The new vaccine works by injecting a plasmid into a person so that their cells formulate a targeted antibody to battle a specific infection. Even though they have been approved for a number of animal infections, DNA vaccines have not yet been approved for people to use.

Previously, Inovio completed a Phase 1 research for a DNA vaccine for Middle East Respiratory Syndrome, where it gave positive results and a strong amount of antibodies produced in subjects that persisted for long periods of time.

In just a few weeks the company has produced “thousands of doses” of INO-4800 in order to help Phases 1 and 2 trials. Inovio was able to accomplish this in part thanks to the help of the Bill and Melinda Gates Foundation, in addition to funding from other nonprofit organizations. Should clinical trials prove to be successful, Inovio is ready to deliver up to one million vaccines by the end of 2020.

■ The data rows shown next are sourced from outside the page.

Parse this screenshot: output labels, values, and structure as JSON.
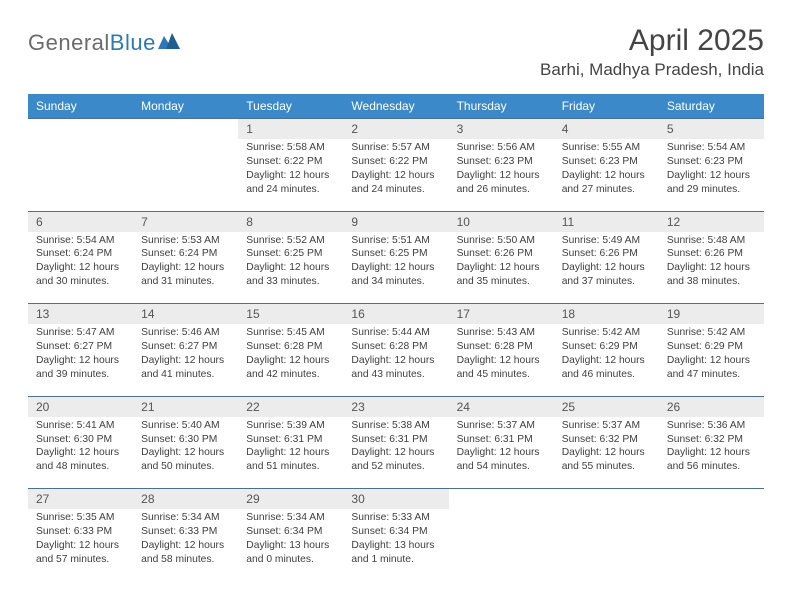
{
  "logo": {
    "general": "General",
    "blue": "Blue"
  },
  "title": "April 2025",
  "location": "Barhi, Madhya Pradesh, India",
  "header_bg": "#3b89c9",
  "num_row_bg": "#ececec",
  "border_color": "#4a6f8f",
  "text_color": "#404040",
  "font_size_body": 10.3,
  "font_size_daynum": 12,
  "days": [
    "Sunday",
    "Monday",
    "Tuesday",
    "Wednesday",
    "Thursday",
    "Friday",
    "Saturday"
  ],
  "weeks": [
    {
      "nums": [
        "",
        "",
        "1",
        "2",
        "3",
        "4",
        "5"
      ],
      "cells": [
        null,
        null,
        {
          "sun": "Sunrise: 5:58 AM",
          "set": "Sunset: 6:22 PM",
          "d1": "Daylight: 12 hours",
          "d2": "and 24 minutes."
        },
        {
          "sun": "Sunrise: 5:57 AM",
          "set": "Sunset: 6:22 PM",
          "d1": "Daylight: 12 hours",
          "d2": "and 24 minutes."
        },
        {
          "sun": "Sunrise: 5:56 AM",
          "set": "Sunset: 6:23 PM",
          "d1": "Daylight: 12 hours",
          "d2": "and 26 minutes."
        },
        {
          "sun": "Sunrise: 5:55 AM",
          "set": "Sunset: 6:23 PM",
          "d1": "Daylight: 12 hours",
          "d2": "and 27 minutes."
        },
        {
          "sun": "Sunrise: 5:54 AM",
          "set": "Sunset: 6:23 PM",
          "d1": "Daylight: 12 hours",
          "d2": "and 29 minutes."
        }
      ]
    },
    {
      "nums": [
        "6",
        "7",
        "8",
        "9",
        "10",
        "11",
        "12"
      ],
      "cells": [
        {
          "sun": "Sunrise: 5:54 AM",
          "set": "Sunset: 6:24 PM",
          "d1": "Daylight: 12 hours",
          "d2": "and 30 minutes."
        },
        {
          "sun": "Sunrise: 5:53 AM",
          "set": "Sunset: 6:24 PM",
          "d1": "Daylight: 12 hours",
          "d2": "and 31 minutes."
        },
        {
          "sun": "Sunrise: 5:52 AM",
          "set": "Sunset: 6:25 PM",
          "d1": "Daylight: 12 hours",
          "d2": "and 33 minutes."
        },
        {
          "sun": "Sunrise: 5:51 AM",
          "set": "Sunset: 6:25 PM",
          "d1": "Daylight: 12 hours",
          "d2": "and 34 minutes."
        },
        {
          "sun": "Sunrise: 5:50 AM",
          "set": "Sunset: 6:26 PM",
          "d1": "Daylight: 12 hours",
          "d2": "and 35 minutes."
        },
        {
          "sun": "Sunrise: 5:49 AM",
          "set": "Sunset: 6:26 PM",
          "d1": "Daylight: 12 hours",
          "d2": "and 37 minutes."
        },
        {
          "sun": "Sunrise: 5:48 AM",
          "set": "Sunset: 6:26 PM",
          "d1": "Daylight: 12 hours",
          "d2": "and 38 minutes."
        }
      ]
    },
    {
      "nums": [
        "13",
        "14",
        "15",
        "16",
        "17",
        "18",
        "19"
      ],
      "cells": [
        {
          "sun": "Sunrise: 5:47 AM",
          "set": "Sunset: 6:27 PM",
          "d1": "Daylight: 12 hours",
          "d2": "and 39 minutes."
        },
        {
          "sun": "Sunrise: 5:46 AM",
          "set": "Sunset: 6:27 PM",
          "d1": "Daylight: 12 hours",
          "d2": "and 41 minutes."
        },
        {
          "sun": "Sunrise: 5:45 AM",
          "set": "Sunset: 6:28 PM",
          "d1": "Daylight: 12 hours",
          "d2": "and 42 minutes."
        },
        {
          "sun": "Sunrise: 5:44 AM",
          "set": "Sunset: 6:28 PM",
          "d1": "Daylight: 12 hours",
          "d2": "and 43 minutes."
        },
        {
          "sun": "Sunrise: 5:43 AM",
          "set": "Sunset: 6:28 PM",
          "d1": "Daylight: 12 hours",
          "d2": "and 45 minutes."
        },
        {
          "sun": "Sunrise: 5:42 AM",
          "set": "Sunset: 6:29 PM",
          "d1": "Daylight: 12 hours",
          "d2": "and 46 minutes."
        },
        {
          "sun": "Sunrise: 5:42 AM",
          "set": "Sunset: 6:29 PM",
          "d1": "Daylight: 12 hours",
          "d2": "and 47 minutes."
        }
      ]
    },
    {
      "nums": [
        "20",
        "21",
        "22",
        "23",
        "24",
        "25",
        "26"
      ],
      "cells": [
        {
          "sun": "Sunrise: 5:41 AM",
          "set": "Sunset: 6:30 PM",
          "d1": "Daylight: 12 hours",
          "d2": "and 48 minutes."
        },
        {
          "sun": "Sunrise: 5:40 AM",
          "set": "Sunset: 6:30 PM",
          "d1": "Daylight: 12 hours",
          "d2": "and 50 minutes."
        },
        {
          "sun": "Sunrise: 5:39 AM",
          "set": "Sunset: 6:31 PM",
          "d1": "Daylight: 12 hours",
          "d2": "and 51 minutes."
        },
        {
          "sun": "Sunrise: 5:38 AM",
          "set": "Sunset: 6:31 PM",
          "d1": "Daylight: 12 hours",
          "d2": "and 52 minutes."
        },
        {
          "sun": "Sunrise: 5:37 AM",
          "set": "Sunset: 6:31 PM",
          "d1": "Daylight: 12 hours",
          "d2": "and 54 minutes."
        },
        {
          "sun": "Sunrise: 5:37 AM",
          "set": "Sunset: 6:32 PM",
          "d1": "Daylight: 12 hours",
          "d2": "and 55 minutes."
        },
        {
          "sun": "Sunrise: 5:36 AM",
          "set": "Sunset: 6:32 PM",
          "d1": "Daylight: 12 hours",
          "d2": "and 56 minutes."
        }
      ]
    },
    {
      "nums": [
        "27",
        "28",
        "29",
        "30",
        "",
        "",
        ""
      ],
      "cells": [
        {
          "sun": "Sunrise: 5:35 AM",
          "set": "Sunset: 6:33 PM",
          "d1": "Daylight: 12 hours",
          "d2": "and 57 minutes."
        },
        {
          "sun": "Sunrise: 5:34 AM",
          "set": "Sunset: 6:33 PM",
          "d1": "Daylight: 12 hours",
          "d2": "and 58 minutes."
        },
        {
          "sun": "Sunrise: 5:34 AM",
          "set": "Sunset: 6:34 PM",
          "d1": "Daylight: 13 hours",
          "d2": "and 0 minutes."
        },
        {
          "sun": "Sunrise: 5:33 AM",
          "set": "Sunset: 6:34 PM",
          "d1": "Daylight: 13 hours",
          "d2": "and 1 minute."
        },
        null,
        null,
        null
      ]
    }
  ]
}
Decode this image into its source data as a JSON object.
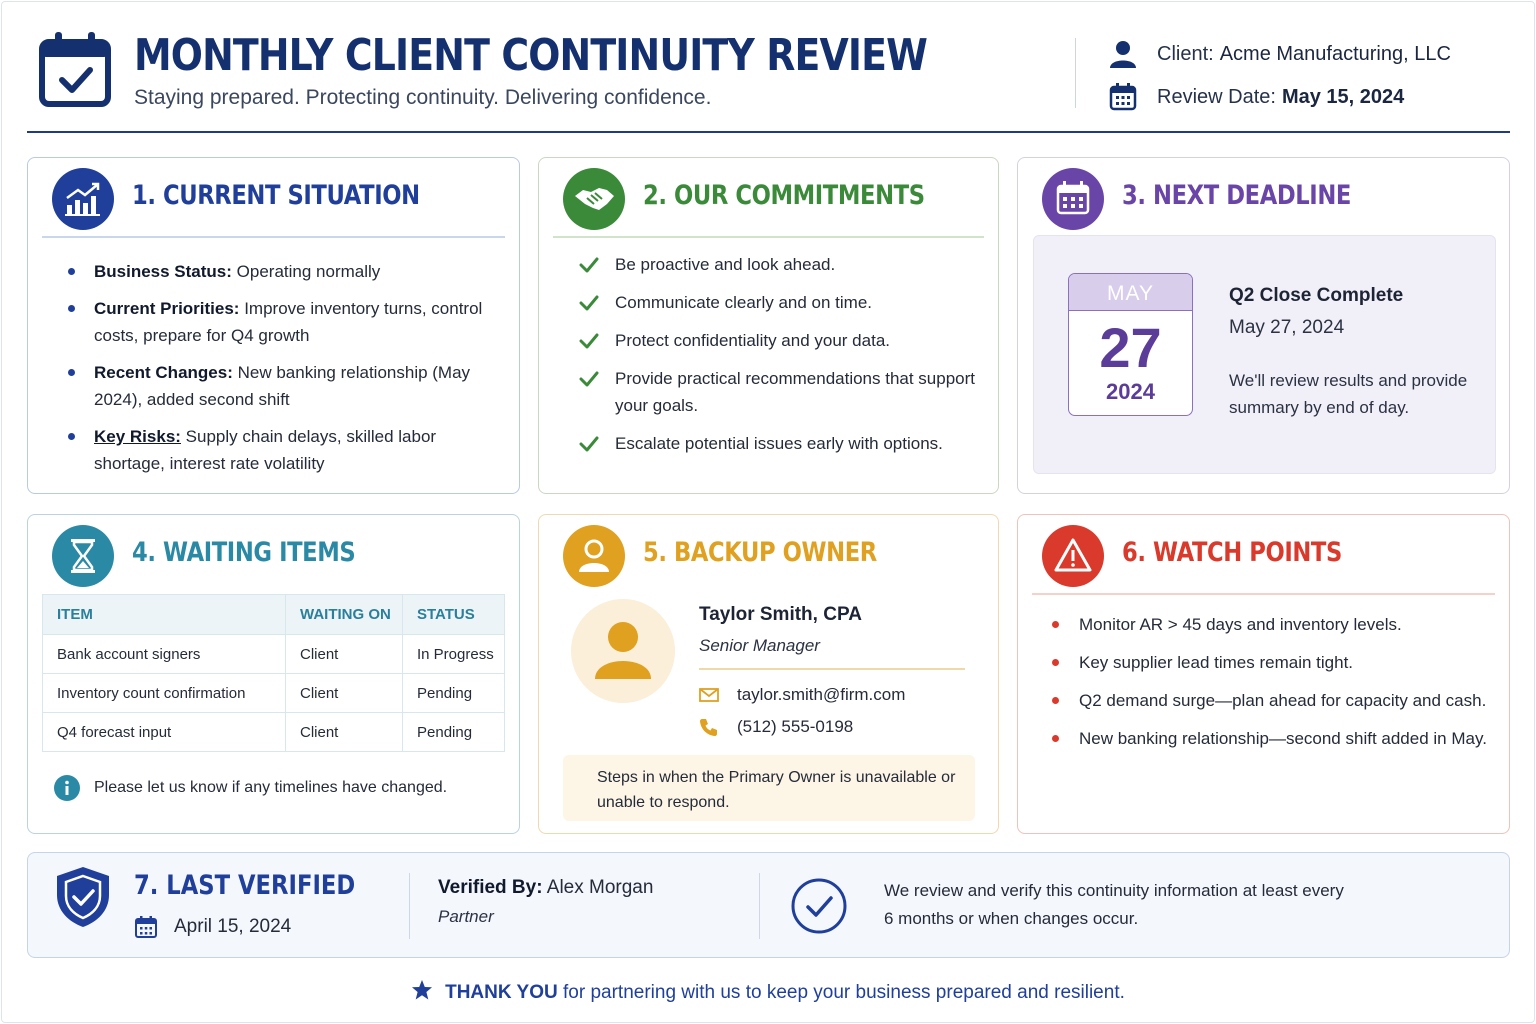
{
  "header": {
    "title": "MONTHLY CLIENT CONTINUITY REVIEW",
    "subtitle": "Staying prepared. Protecting continuity. Delivering confidence.",
    "client_label": "Client:",
    "client_value": "Acme Manufacturing, LLC",
    "review_date_label": "Review Date:",
    "review_date_value": "May 15, 2024",
    "icons": [
      "calendar-check-icon",
      "user-icon",
      "calendar-icon"
    ]
  },
  "current_situation": {
    "title": "1. CURRENT SITUATION",
    "icon": "chart-up-icon",
    "accent": "#1f3f9a",
    "items": [
      {
        "label": "Business Status:",
        "text": " Operating normally"
      },
      {
        "label": "Current Priorities:",
        "text": " Improve inventory turns, control costs, prepare for Q4 growth"
      },
      {
        "label": "Recent Changes:",
        "text": " New banking relationship (May 2024), added second shift"
      },
      {
        "label": "Key Risks:",
        "text": " Supply chain delays, skilled labor shortage, interest rate volatility"
      }
    ]
  },
  "commitments": {
    "title": "2. OUR COMMITMENTS",
    "icon": "handshake-icon",
    "accent": "#3a8a3a",
    "items": [
      "Be proactive and look ahead.",
      "Communicate clearly and on time.",
      "Protect confidentiality and your data.",
      "Provide practical recommendations that support your goals.",
      "Escalate potential issues early with options."
    ]
  },
  "next_deadline": {
    "title": "3. NEXT DEADLINE",
    "icon": "calendar-icon",
    "accent": "#6a45a8",
    "month": "MAY",
    "day": "27",
    "year": "2024",
    "event": "Q2 Close Complete",
    "date": "May 27, 2024",
    "note": "We'll review results and provide summary by end of day."
  },
  "waiting_items": {
    "title": "4. WAITING ITEMS",
    "icon": "hourglass-icon",
    "accent": "#2a8aa6",
    "columns": [
      "ITEM",
      "WAITING ON",
      "STATUS"
    ],
    "rows": [
      [
        "Bank account signers",
        "Client",
        "In Progress"
      ],
      [
        "Inventory count confirmation",
        "Client",
        "Pending"
      ],
      [
        "Q4 forecast input",
        "Client",
        "Pending"
      ]
    ],
    "note": "Please let us know if any timelines have changed."
  },
  "backup_owner": {
    "title": "5. BACKUP OWNER",
    "icon": "person-icon",
    "accent": "#e0a020",
    "name": "Taylor Smith, CPA",
    "role": "Senior Manager",
    "email": "taylor.smith@firm.com",
    "phone": "(512) 555-0198",
    "note": "Steps in when the Primary Owner is unavailable or unable to respond."
  },
  "watch_points": {
    "title": "6. WATCH POINTS",
    "icon": "warning-icon",
    "accent": "#d93a2b",
    "items": [
      "Monitor AR > 45 days and inventory levels.",
      "Key supplier lead times remain tight.",
      "Q2 demand surge—plan ahead for capacity and cash.",
      "New banking relationship—second shift added in May."
    ]
  },
  "last_verified": {
    "title": "7. LAST VERIFIED",
    "icon": "shield-check-icon",
    "date": "April 15, 2024",
    "verified_by_label": "Verified By:",
    "verified_by_name": "Alex Morgan",
    "verified_by_role": "Partner",
    "note": "We review and verify this continuity information at least every 6 months or when changes occur."
  },
  "footer": {
    "emphasis": "THANK YOU",
    "text": " for partnering with us to keep your business prepared and resilient.",
    "icon": "star-icon"
  }
}
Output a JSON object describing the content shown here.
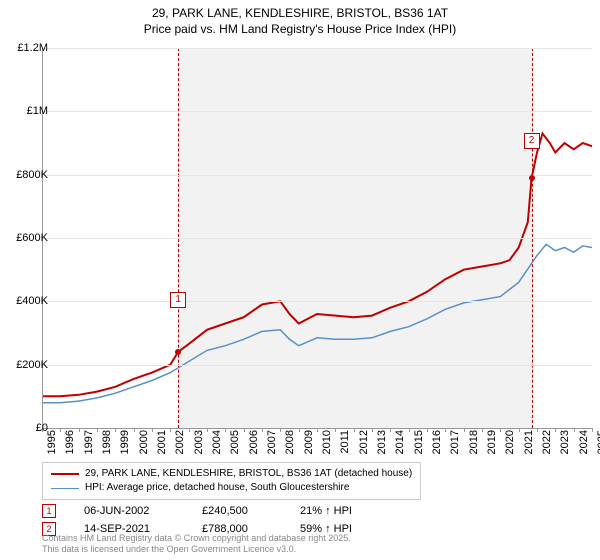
{
  "title_line1": "29, PARK LANE, KENDLESHIRE, BRISTOL, BS36 1AT",
  "title_line2": "Price paid vs. HM Land Registry's House Price Index (HPI)",
  "chart": {
    "type": "line",
    "x_min": 1995,
    "x_max": 2025,
    "y_min": 0,
    "y_max": 1200000,
    "y_ticks": [
      0,
      200000,
      400000,
      600000,
      800000,
      1000000,
      1200000
    ],
    "y_tick_labels": [
      "£0",
      "£200K",
      "£400K",
      "£600K",
      "£800K",
      "£1M",
      "£1.2M"
    ],
    "x_ticks": [
      1995,
      1996,
      1997,
      1998,
      1999,
      2000,
      2001,
      2002,
      2003,
      2004,
      2005,
      2006,
      2007,
      2008,
      2009,
      2010,
      2011,
      2012,
      2013,
      2014,
      2015,
      2016,
      2017,
      2018,
      2019,
      2020,
      2021,
      2022,
      2023,
      2024,
      2025
    ],
    "gridline_color": "#e5e5e5",
    "background_color": "#ffffff",
    "shaded_color": "#f2f2f2",
    "shaded_range": [
      2002.43,
      2021.7
    ],
    "series_red": {
      "color": "#c00000",
      "width": 2,
      "data": [
        [
          1995,
          100000
        ],
        [
          1996,
          100000
        ],
        [
          1997,
          105000
        ],
        [
          1998,
          115000
        ],
        [
          1999,
          130000
        ],
        [
          2000,
          155000
        ],
        [
          2001,
          175000
        ],
        [
          2002,
          200000
        ],
        [
          2002.43,
          240500
        ],
        [
          2003,
          265000
        ],
        [
          2004,
          310000
        ],
        [
          2005,
          330000
        ],
        [
          2006,
          350000
        ],
        [
          2007,
          390000
        ],
        [
          2008,
          400000
        ],
        [
          2008.5,
          360000
        ],
        [
          2009,
          330000
        ],
        [
          2010,
          360000
        ],
        [
          2011,
          355000
        ],
        [
          2012,
          350000
        ],
        [
          2013,
          355000
        ],
        [
          2014,
          380000
        ],
        [
          2015,
          400000
        ],
        [
          2016,
          430000
        ],
        [
          2017,
          470000
        ],
        [
          2018,
          500000
        ],
        [
          2019,
          510000
        ],
        [
          2020,
          520000
        ],
        [
          2020.5,
          530000
        ],
        [
          2021,
          570000
        ],
        [
          2021.5,
          650000
        ],
        [
          2021.7,
          788000
        ],
        [
          2022,
          870000
        ],
        [
          2022.3,
          930000
        ],
        [
          2022.7,
          900000
        ],
        [
          2023,
          870000
        ],
        [
          2023.5,
          900000
        ],
        [
          2024,
          880000
        ],
        [
          2024.5,
          900000
        ],
        [
          2025,
          890000
        ]
      ]
    },
    "series_blue": {
      "color": "#5b8fc7",
      "width": 1.5,
      "data": [
        [
          1995,
          80000
        ],
        [
          1996,
          80000
        ],
        [
          1997,
          85000
        ],
        [
          1998,
          95000
        ],
        [
          1999,
          110000
        ],
        [
          2000,
          130000
        ],
        [
          2001,
          150000
        ],
        [
          2002,
          175000
        ],
        [
          2003,
          210000
        ],
        [
          2004,
          245000
        ],
        [
          2005,
          260000
        ],
        [
          2006,
          280000
        ],
        [
          2007,
          305000
        ],
        [
          2008,
          310000
        ],
        [
          2008.5,
          280000
        ],
        [
          2009,
          260000
        ],
        [
          2010,
          285000
        ],
        [
          2011,
          280000
        ],
        [
          2012,
          280000
        ],
        [
          2013,
          285000
        ],
        [
          2014,
          305000
        ],
        [
          2015,
          320000
        ],
        [
          2016,
          345000
        ],
        [
          2017,
          375000
        ],
        [
          2018,
          395000
        ],
        [
          2019,
          405000
        ],
        [
          2020,
          415000
        ],
        [
          2021,
          460000
        ],
        [
          2022,
          545000
        ],
        [
          2022.5,
          580000
        ],
        [
          2023,
          560000
        ],
        [
          2023.5,
          570000
        ],
        [
          2024,
          555000
        ],
        [
          2024.5,
          575000
        ],
        [
          2025,
          570000
        ]
      ]
    },
    "markers": [
      {
        "n": "1",
        "x": 2002.43,
        "y": 240500
      },
      {
        "n": "2",
        "x": 2021.7,
        "y": 788000
      }
    ]
  },
  "legend": {
    "series1": {
      "color": "#c00000",
      "label": "29, PARK LANE, KENDLESHIRE, BRISTOL, BS36 1AT (detached house)"
    },
    "series2": {
      "color": "#5b8fc7",
      "label": "HPI: Average price, detached house, South Gloucestershire"
    }
  },
  "sales": [
    {
      "n": "1",
      "date": "06-JUN-2002",
      "price": "£240,500",
      "delta": "21% ↑ HPI"
    },
    {
      "n": "2",
      "date": "14-SEP-2021",
      "price": "£788,000",
      "delta": "59% ↑ HPI"
    }
  ],
  "footer_line1": "Contains HM Land Registry data © Crown copyright and database right 2025.",
  "footer_line2": "This data is licensed under the Open Government Licence v3.0."
}
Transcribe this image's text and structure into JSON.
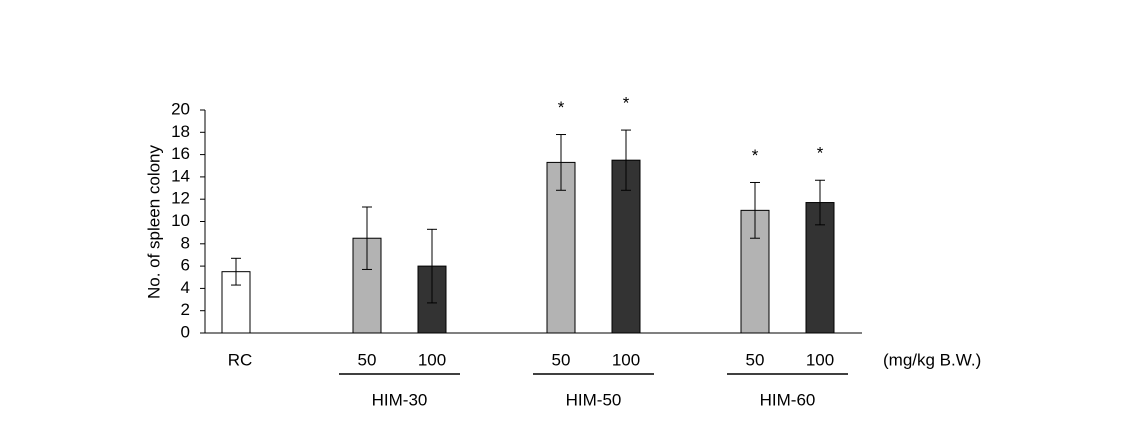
{
  "chart_data": {
    "type": "bar",
    "y_label": "No. of spleen colony",
    "categories": [
      "RC",
      "50",
      "100",
      "50",
      "100",
      "50",
      "100"
    ],
    "groups": [
      "HIM-30",
      "HIM-50",
      "HIM-60"
    ],
    "unit_label": "(mg/kg B.W.)",
    "values": [
      5.5,
      8.5,
      6.0,
      15.3,
      15.5,
      11.0,
      11.7
    ],
    "errors": [
      1.2,
      2.8,
      3.3,
      2.5,
      2.7,
      2.5,
      2.0
    ],
    "colors": [
      "#ffffff",
      "#b3b3b3",
      "#333333",
      "#b3b3b3",
      "#333333",
      "#b3b3b3",
      "#333333"
    ],
    "annotations": [
      null,
      null,
      null,
      "*",
      "*",
      "*",
      "*"
    ],
    "ylim": [
      0,
      20
    ],
    "yticks": [
      0,
      2,
      4,
      6,
      8,
      10,
      12,
      14,
      16,
      18,
      20
    ]
  }
}
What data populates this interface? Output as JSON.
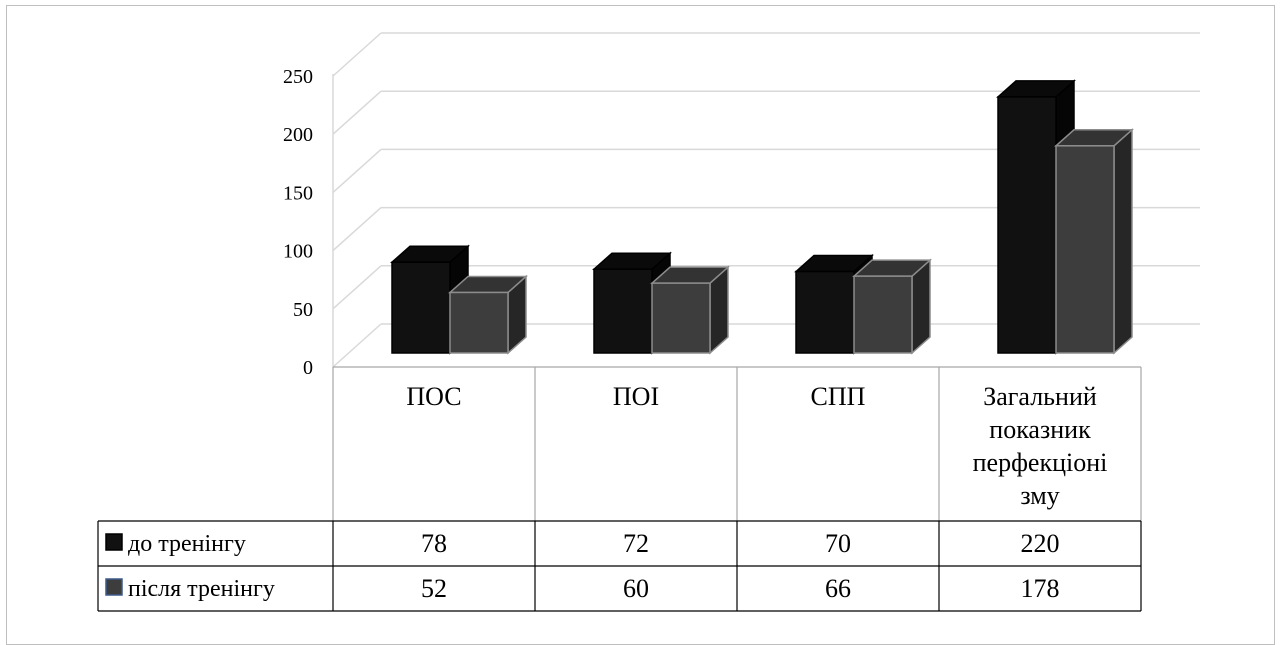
{
  "chart_data": {
    "type": "bar",
    "style": "3d-clustered-column-with-data-table",
    "categories": [
      "ПОС",
      "ПОІ",
      "СПП",
      [
        "Загальний",
        "показник",
        "перфекціоні",
        "зму"
      ]
    ],
    "series": [
      {
        "name": "до тренінгу",
        "values": [
          78,
          72,
          70,
          220
        ],
        "color": "#111111"
      },
      {
        "name": "після тренінгу",
        "values": [
          52,
          60,
          66,
          178
        ],
        "color": "#3d3d3d"
      }
    ],
    "y_ticks": [
      0,
      50,
      100,
      150,
      200,
      250
    ],
    "ylim": [
      0,
      250
    ],
    "grid": true,
    "legend": "data-table-left"
  }
}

This is the second vaccine to go through Phase 1 testing on humans: The Moderna vaccine started its trial in March.

The Inovio trial phase will involve around 40 healthy volunteers all selected via screening.

It will run for a number of weeks, and Inovio expects data concerning immune system responses from people, as well as information about safety concerns, to come to the light this summer.

Unfortunately, any possible clearance for approval is most likely at least one year to 18 months away, but the speed with which things are currently moving is incredible, so fingers crossed we won’t have to wait too long.